Satu demi satu, mereka penuhi itu seberang Istana Negara. Semakin sore, seratus lebih sudah berhimpun. Mereka bawa juga payung-payung hitam dan aneka poster. Beberapa lekas mengambil swafoto atau difoto rekan mereka dengan latar belakang poster dan bendera.
Di tengah kelimun, ada Imelda Yusuf. Lintas kota lintas provinsi, dari Tangerang ia datang. Sejak lepas SMA, sudah begitu sandangnya, abaya longgar dengan niqab yang hanya menyisakan mata dilihat orang-orang. Menyipit melebar saat tersenyum dan tertawa.
Ia tampak janggal di tengah anak-anak muda lainnya yang datang dengan sandang yang lebih “modis”. Sebagian dengan rambut bercat, lainnya ada tato di tangan, ada yang mengenakan singlet.
Imelda tak ambil pusing, karena pada dasarnya mereka membagi keresahan serupa. “Kita nggak boleh membiarkan Orde Baru terulang lagi,” kata dia saat ditemui Republika itu hari.
Ia lahir hanya berbilang bulan setelah Presiden Soeharto, yang diberi gelar Pahlawan oleh pemerintah baru-baru ini, dilengserkan pada 1998. Dari mana pula ia paham soal nelangsa zaman tersebut? “Pertama kan ada cerita orang tua sama kakek nenek. Orang nggak boleh bicara sembarangan. Setelah itu kita mencari tahu soal keadaan saat itu,” ia menjawab.
“Saya perempuan merdeka,” Imelda melanjutkan. Jika kebebasan adalah hal yang demikian sakral bagi anak muda, tak heran persepsi soal ancaman represifitas jadi hal yang menakutkan. Yang juga menakutkan adalah cerita-cerita soal kondisi ekonomi pada penghujung Orde Baru dan kerusuhan-kerusuhan yang menyertainya.
Ramainya aksi Kamisan belakangan menunjukkan ada semacam gelombang kesadaran sosial-politik yang menerpa anak-anak muda Tanah Air. Gen Z yang biasanya didefinisikan sebagai orang yang lahir dari tahun 1997 hingga 2012 ternyata tak sedikit juga yang tak apatis terhadap isu-isu sosial-politik.

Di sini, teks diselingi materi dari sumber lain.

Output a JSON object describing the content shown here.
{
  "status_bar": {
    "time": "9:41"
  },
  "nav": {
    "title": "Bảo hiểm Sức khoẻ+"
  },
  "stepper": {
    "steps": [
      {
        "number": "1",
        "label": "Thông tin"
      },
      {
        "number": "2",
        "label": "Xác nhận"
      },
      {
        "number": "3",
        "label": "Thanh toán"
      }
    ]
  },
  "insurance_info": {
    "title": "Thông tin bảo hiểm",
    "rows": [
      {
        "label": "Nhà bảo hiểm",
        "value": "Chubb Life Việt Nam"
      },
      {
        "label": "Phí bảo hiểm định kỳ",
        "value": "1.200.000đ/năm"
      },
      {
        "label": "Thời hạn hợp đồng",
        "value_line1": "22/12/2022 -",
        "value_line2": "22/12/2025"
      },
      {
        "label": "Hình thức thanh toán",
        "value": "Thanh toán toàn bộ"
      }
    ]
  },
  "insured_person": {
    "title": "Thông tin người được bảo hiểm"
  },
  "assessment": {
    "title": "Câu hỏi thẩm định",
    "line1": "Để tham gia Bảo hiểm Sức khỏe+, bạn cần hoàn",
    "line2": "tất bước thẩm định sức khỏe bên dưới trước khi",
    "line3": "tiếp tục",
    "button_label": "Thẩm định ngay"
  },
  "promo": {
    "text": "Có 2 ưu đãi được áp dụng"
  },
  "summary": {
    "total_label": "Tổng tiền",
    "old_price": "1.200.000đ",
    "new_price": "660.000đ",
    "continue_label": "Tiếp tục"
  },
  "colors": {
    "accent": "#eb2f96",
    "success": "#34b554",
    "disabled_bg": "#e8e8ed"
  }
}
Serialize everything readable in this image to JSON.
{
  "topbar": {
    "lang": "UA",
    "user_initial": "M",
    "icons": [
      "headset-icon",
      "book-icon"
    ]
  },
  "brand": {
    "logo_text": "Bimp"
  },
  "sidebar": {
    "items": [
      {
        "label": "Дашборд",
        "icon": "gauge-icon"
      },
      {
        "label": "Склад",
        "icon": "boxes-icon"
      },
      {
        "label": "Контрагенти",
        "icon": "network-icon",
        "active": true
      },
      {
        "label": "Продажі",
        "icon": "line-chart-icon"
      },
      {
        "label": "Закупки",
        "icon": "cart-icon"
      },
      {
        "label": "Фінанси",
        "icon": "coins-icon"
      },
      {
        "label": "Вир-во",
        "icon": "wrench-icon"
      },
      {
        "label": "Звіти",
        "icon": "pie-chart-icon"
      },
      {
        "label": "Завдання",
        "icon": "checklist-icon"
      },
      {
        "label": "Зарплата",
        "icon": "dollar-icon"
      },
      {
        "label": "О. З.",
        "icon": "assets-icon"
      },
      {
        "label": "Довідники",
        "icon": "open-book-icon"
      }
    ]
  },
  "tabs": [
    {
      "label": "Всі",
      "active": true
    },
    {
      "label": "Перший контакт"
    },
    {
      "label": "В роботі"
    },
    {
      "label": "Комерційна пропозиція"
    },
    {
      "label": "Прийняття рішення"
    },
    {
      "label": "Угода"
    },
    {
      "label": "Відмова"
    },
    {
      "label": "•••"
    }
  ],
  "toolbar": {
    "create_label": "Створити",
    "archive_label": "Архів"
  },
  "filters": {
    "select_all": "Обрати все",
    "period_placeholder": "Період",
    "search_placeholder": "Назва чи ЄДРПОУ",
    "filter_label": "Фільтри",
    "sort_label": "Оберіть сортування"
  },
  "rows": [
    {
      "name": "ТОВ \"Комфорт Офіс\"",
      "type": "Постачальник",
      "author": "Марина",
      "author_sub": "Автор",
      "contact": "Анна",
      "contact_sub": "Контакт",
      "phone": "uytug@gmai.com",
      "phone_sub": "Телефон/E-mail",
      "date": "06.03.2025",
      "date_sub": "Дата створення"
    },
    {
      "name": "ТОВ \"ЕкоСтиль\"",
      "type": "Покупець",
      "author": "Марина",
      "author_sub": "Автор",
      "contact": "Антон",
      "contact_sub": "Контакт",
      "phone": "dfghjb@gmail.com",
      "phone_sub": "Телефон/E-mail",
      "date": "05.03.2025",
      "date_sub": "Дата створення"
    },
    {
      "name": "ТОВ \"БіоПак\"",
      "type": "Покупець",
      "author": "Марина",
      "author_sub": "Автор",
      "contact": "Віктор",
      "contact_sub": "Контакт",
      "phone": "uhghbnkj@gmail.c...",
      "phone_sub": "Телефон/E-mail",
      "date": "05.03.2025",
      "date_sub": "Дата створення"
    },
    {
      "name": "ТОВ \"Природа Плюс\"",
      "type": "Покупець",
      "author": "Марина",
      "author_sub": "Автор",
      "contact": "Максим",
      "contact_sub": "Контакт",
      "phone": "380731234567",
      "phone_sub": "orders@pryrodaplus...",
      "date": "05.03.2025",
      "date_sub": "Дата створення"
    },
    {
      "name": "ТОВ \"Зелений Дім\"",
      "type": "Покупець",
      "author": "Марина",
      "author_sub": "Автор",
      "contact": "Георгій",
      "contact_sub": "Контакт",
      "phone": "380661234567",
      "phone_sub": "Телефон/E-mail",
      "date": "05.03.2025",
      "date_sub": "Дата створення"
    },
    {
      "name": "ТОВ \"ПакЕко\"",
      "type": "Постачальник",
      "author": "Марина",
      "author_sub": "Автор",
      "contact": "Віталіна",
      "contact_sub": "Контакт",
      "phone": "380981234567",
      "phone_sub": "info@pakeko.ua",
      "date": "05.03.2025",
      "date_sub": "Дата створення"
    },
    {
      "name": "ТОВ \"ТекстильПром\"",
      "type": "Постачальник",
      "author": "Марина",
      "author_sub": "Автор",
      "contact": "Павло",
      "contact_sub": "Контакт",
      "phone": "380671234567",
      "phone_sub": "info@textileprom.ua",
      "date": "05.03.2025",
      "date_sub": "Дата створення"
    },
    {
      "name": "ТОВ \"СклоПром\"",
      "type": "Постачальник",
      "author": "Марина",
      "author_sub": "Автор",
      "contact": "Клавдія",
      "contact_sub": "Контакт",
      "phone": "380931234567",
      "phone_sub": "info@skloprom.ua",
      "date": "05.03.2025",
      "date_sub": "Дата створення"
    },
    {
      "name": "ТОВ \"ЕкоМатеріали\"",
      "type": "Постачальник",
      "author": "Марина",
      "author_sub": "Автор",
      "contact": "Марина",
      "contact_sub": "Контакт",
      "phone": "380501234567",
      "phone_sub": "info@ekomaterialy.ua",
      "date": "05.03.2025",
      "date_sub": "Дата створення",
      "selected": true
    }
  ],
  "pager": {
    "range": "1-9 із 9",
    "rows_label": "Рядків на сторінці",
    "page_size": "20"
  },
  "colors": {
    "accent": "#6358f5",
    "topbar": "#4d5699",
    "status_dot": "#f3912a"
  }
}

Sore hari di Jalan Medan Merdeka Utara itu, datang juga puluhan murid SMA swasta dari wilayah Menteng. Rerata 17 tahun usia mereka. “Kami ke sini menjaga ingatan,” ujar salah satunya saat didapuk memberikan orasi di acara Kamisan yang kesekian ratus itu ditimpali tepuk sorak yang hadir. “Kayaknya gara-gara media sosial, Om. Anak-anak sekarang pada melek lagi,” kata Andra, murid SMA lainnya yang datang.
Febriana Monita (28 tahun) mengamini fenomena tersebut. Tergabung di LSM Kontras, perempuan Toraja itu sudah aktif mengawal aksi Kamisan sejak beberapa tahun lalu. Dulu, ia menuturkan, gelaran yang berupaya menggugat pelanggaran HAM masa lalu tersebut tak sebegini banyak pesertanya.
“Pernah satu hari hanya lima orang yang datang,” kata dia. Kala itu ia bisa menanyai satu per satu peserta dari mana asal mereka untuk di data karena jumlahnya baru puluhan. “Sekarang kami sudah berhenti hitung karena saking banyaknya.” Lebih dari seratus sampai dua ratus orang, ia mengira-ngira.
Menurutnya, keramaian seperti saat ini dimulai menjelang dan selepas pemilu kemarin. Berbagai isu-isu kebijakan pemerintah sejak itu jadi sorotan anak-anak muda dan membuat ramai utamanya di media sosial. “Karena banyak platform sekarang di media sosial juga membuat banyak kawan-kawan lebih berani bersuara,” ujarnya.